Un segundo cañonazo resonó en aquel momento, y una bala pasó silbando roncamente entre las dos alas del Gavilán, que se habían vuelto a alzar.
—Quieren deshacernos —dijo Wassili.
—No tendrán tiempo de disparar el tercer tiro —respondió Ranzoff, siempre impasible—. ¿Estás preparado, Liwitz?
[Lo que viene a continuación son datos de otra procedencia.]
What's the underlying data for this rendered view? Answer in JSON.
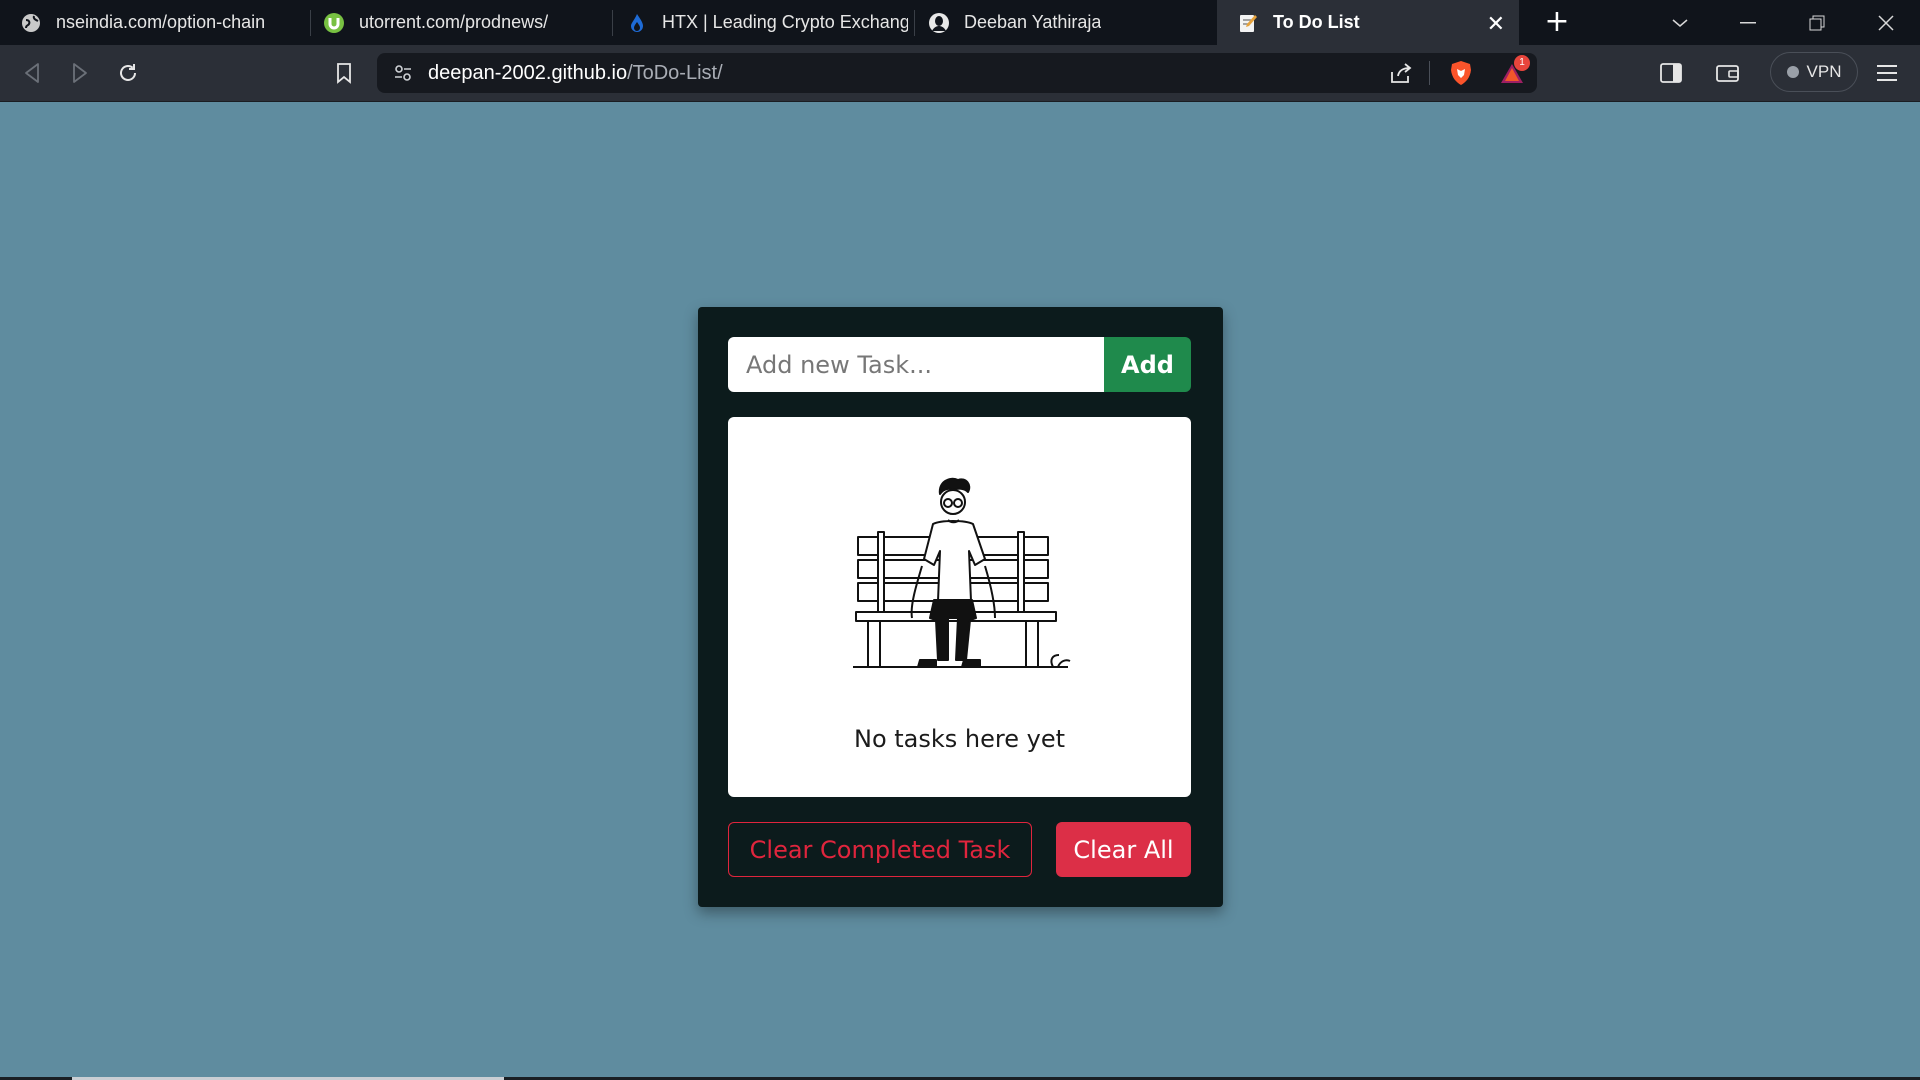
{
  "browser": {
    "tabs": [
      {
        "title": "nseindia.com/option-chain",
        "icon": "globe-icon"
      },
      {
        "title": "utorrent.com/prodnews/",
        "icon": "utorrent-icon"
      },
      {
        "title": "HTX | Leading Crypto Exchange",
        "icon": "htx-flame-icon"
      },
      {
        "title": "Deeban Yathiraja",
        "icon": "github-avatar-icon"
      },
      {
        "title": "To Do List",
        "icon": "todo-pencil-icon",
        "active": true
      }
    ],
    "url_host": "deepan-2002.github.io",
    "url_path": "/ToDo-List/",
    "vpn_label": "VPN",
    "rewards_badge": "1"
  },
  "app": {
    "input_placeholder": "Add new Task...",
    "input_value": "",
    "add_label": "Add",
    "empty_message": "No tasks here yet",
    "clear_completed_label": "Clear Completed Task",
    "clear_all_label": "Clear All",
    "colors": {
      "background": "#5f8c9f",
      "card": "#0c1b1c",
      "add_button": "#1f8a4c",
      "danger": "#dc2f47"
    }
  }
}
—Sí. capitán —respondió el maquinista desde el interior del buque volador.
—¡Apagad la lámpara!
Una profunda oscuridad envolvió en seguida la máquina voladora. Casi en el acto las inmensas alas se pusieron en movimiento; las hélices comenzaron a girar vertiginosamente, y el Gavilán, después de haber tomado impulso, se levantó oblicuamente con una velocidad fulmínea, mientras bajo él pasaba una tercera bala.
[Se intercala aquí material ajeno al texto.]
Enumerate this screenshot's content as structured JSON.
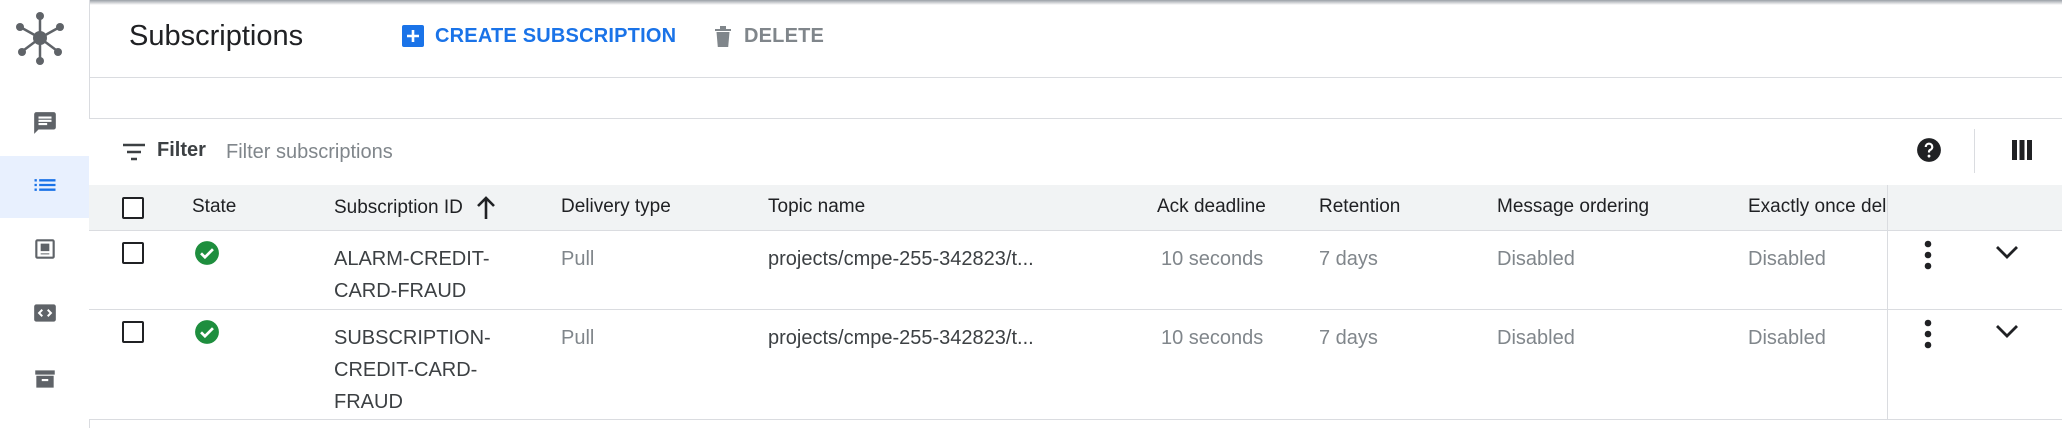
{
  "header": {
    "title": "Subscriptions",
    "create_label": "CREATE SUBSCRIPTION",
    "delete_label": "DELETE"
  },
  "filter": {
    "label": "Filter",
    "placeholder": "Filter subscriptions"
  },
  "table": {
    "columns": [
      "State",
      "Subscription ID",
      "Delivery type",
      "Topic name",
      "Ack deadline",
      "Retention",
      "Message ordering",
      "Exactly once del"
    ],
    "sort_column": "Subscription ID",
    "sort_direction": "ascending",
    "rows": [
      {
        "state": "active",
        "id_lines": [
          "ALARM-CREDIT-",
          "CARD-FRAUD"
        ],
        "delivery": "Pull",
        "topic": "projects/cmpe-255-342823/t...",
        "ack": "10 seconds",
        "retention": "7 days",
        "ordering": "Disabled",
        "exactly_once": "Disabled"
      },
      {
        "state": "active",
        "id_lines": [
          "SUBSCRIPTION-",
          "CREDIT-CARD-",
          "FRAUD"
        ],
        "delivery": "Pull",
        "topic": "projects/cmpe-255-342823/t...",
        "ack": "10 seconds",
        "retention": "7 days",
        "ordering": "Disabled",
        "exactly_once": "Disabled"
      }
    ]
  },
  "icons": {
    "rail": [
      "pubsub-logo-icon",
      "chat-bubble-icon",
      "list-icon",
      "snapshot-icon",
      "code-icon",
      "archive-icon"
    ],
    "header": [
      "add-box-icon",
      "trash-icon"
    ],
    "filterbar": [
      "filter-lines-icon",
      "help-icon",
      "column-display-icon"
    ],
    "row_actions": [
      "more-vert-icon",
      "chevron-down-icon"
    ]
  },
  "colors": {
    "accent": "#1a73e8",
    "status_ok": "#1e8e3e",
    "rail_active_bg": "#e8f0fe",
    "header_row_bg": "#f1f3f4"
  }
}
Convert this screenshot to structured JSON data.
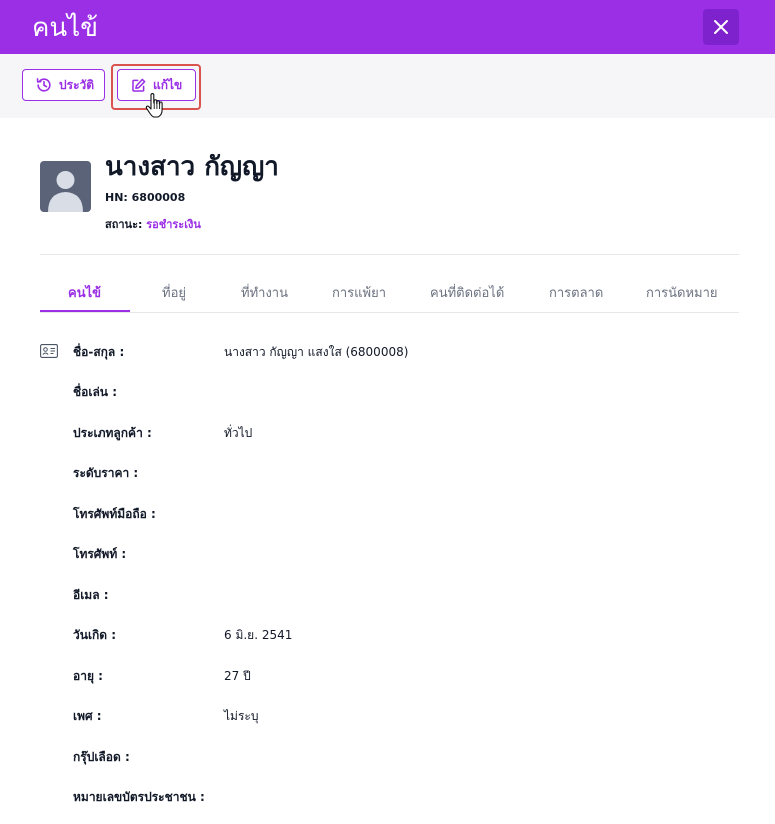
{
  "header": {
    "title": "คนไข้"
  },
  "toolbar": {
    "history_label": "ประวัติ",
    "edit_label": "แก้ไข"
  },
  "patient": {
    "name": "นางสาว กัญญา",
    "hn": "HN: 6800008",
    "status_label": "สถานะ:",
    "status_value": "รอชำระเงิน"
  },
  "tabs": [
    {
      "label": "คนไข้",
      "active": true
    },
    {
      "label": "ที่อยู่"
    },
    {
      "label": "ที่ทำงาน"
    },
    {
      "label": "การแพ้ยา"
    },
    {
      "label": "คนที่ติดต่อได้"
    },
    {
      "label": "การตลาด"
    },
    {
      "label": "การนัดหมาย"
    }
  ],
  "fields": [
    {
      "label": "ชื่อ-สกุล :",
      "value": "นางสาว กัญญา แสงใส (6800008)"
    },
    {
      "label": "ชื่อเล่น :",
      "value": ""
    },
    {
      "label": "ประเภทลูกค้า :",
      "value": "ทั่วไป"
    },
    {
      "label": "ระดับราคา :",
      "value": ""
    },
    {
      "label": "โทรศัพท์มือถือ :",
      "value": ""
    },
    {
      "label": "โทรศัพท์ :",
      "value": ""
    },
    {
      "label": "อีเมล :",
      "value": ""
    },
    {
      "label": "วันเกิด :",
      "value": "6 มิ.ย. 2541"
    },
    {
      "label": "อายุ :",
      "value": "27 ปี"
    },
    {
      "label": "เพศ :",
      "value": "ไม่ระบุ"
    },
    {
      "label": "กรุ๊ปเลือด :",
      "value": ""
    },
    {
      "label": "หมายเลขบัตรประชาชน :",
      "value": ""
    }
  ],
  "colors": {
    "accent": "#9b2fe6",
    "close_bg": "#7e22ce",
    "highlight": "#d9534f"
  },
  "icons": [
    "close-icon",
    "history-icon",
    "edit-icon",
    "avatar-icon",
    "id-card-icon",
    "hand-cursor-icon"
  ]
}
—Un momento de retraso y alguna ala o los planos horizontales hubieran sido tocados —dijo Ranzoff con su calma acostumbrada—. Tienen la desgracia de no hacer fuego a tiempo. Se ve que los artilleros rusos se retrasan. Un polaco probablemente habría disparado antes.
—Eso es lo que yo quería ver, mi querido Ranzoff —dijo Wassili.
—¿Qué quieres decir?
—Que es necesario inutilizar la máquina del guardacostas con tu cañón de aire líquido.
—¿Por qué?
—Porque hay cien forzados que en este momento se esfuerzan por llegar a la isla de Yeso para que no les vuelvan a prender los rusos de Sajalin y que montan un torpedero desquiciado que no podrá huir del guardacostas si se pone en su persecución. Prestemos también ese último servicio a aquellos desgraciados.
—Si eso te ha de agradar, amigo, estoy dispuesto a darte una prueba de cómo tiran los polacos.
Se inclinó sobre la balaustrada de la máquina voladora y examinó atentamente el mar. Quinientos metros por debajo humeaba terriblemente el guardacostas, intentando seguir al Gavilán.
—Estamos a buen tiro —murmuró Ranzoff—. ¡Liwitz!
—Señor —respondió el maquinista, reapareciendo en el puente.
—¿Está dispuesta la pieza?
—Siempre y con una buena granada.
—Bien va.
El comandante se dirigió a proa, donde se veía un pequeño cañón de acero montado sobre un perno que permitía el giro de la boca en todas direcciones, la bajó hacia la superficie del mar y apuntó atentamente, en tanto que la máquina voladora, girando con sus hélices en sentido inverso, mantenía el aparato casi inmóvil.
—¿Está cargado con pólvora? —preguntó Boris a Wassili.
—Eso es una antigualla para nosotros —respondió el viejo, riendo—. Aquí sólo impera el aire líquido.
En aquel momento se oyó un ligero silbido. El proyectil había partido sin producir la horrible detonación de los cañones de guerra.
Transcurridos pocos segundos, se oyó un estampido espantoso y una gigantesca llamarada se elevó sobre el guardacostas.
La amura del buque cayó destrozada al mar, juntamente con los dos palos y la caseta, y en la toldilla se abrió una vorágine llameante.
—La máquina ha volado —dijo el capitán del Gavilán—. La granada llevaba un kilogramo de dinamita. La mía es una pieza de artillería admirable. Liwitz, elevémonos. A toda velocidad. Quiero saludar el Neva dentro de seis días.
El Gavilán describió una gran curva; después, llegado a los quinientos metros de altura, se lanzó a carrera desenfrenada por encima del golfo de Tartaria, dirigiéndose hacia el Amur.
—Ven, hermano —dijo Wassili tomando por una mano a Boris—. Ahora voy a mostrarte esta máquina maravillosa.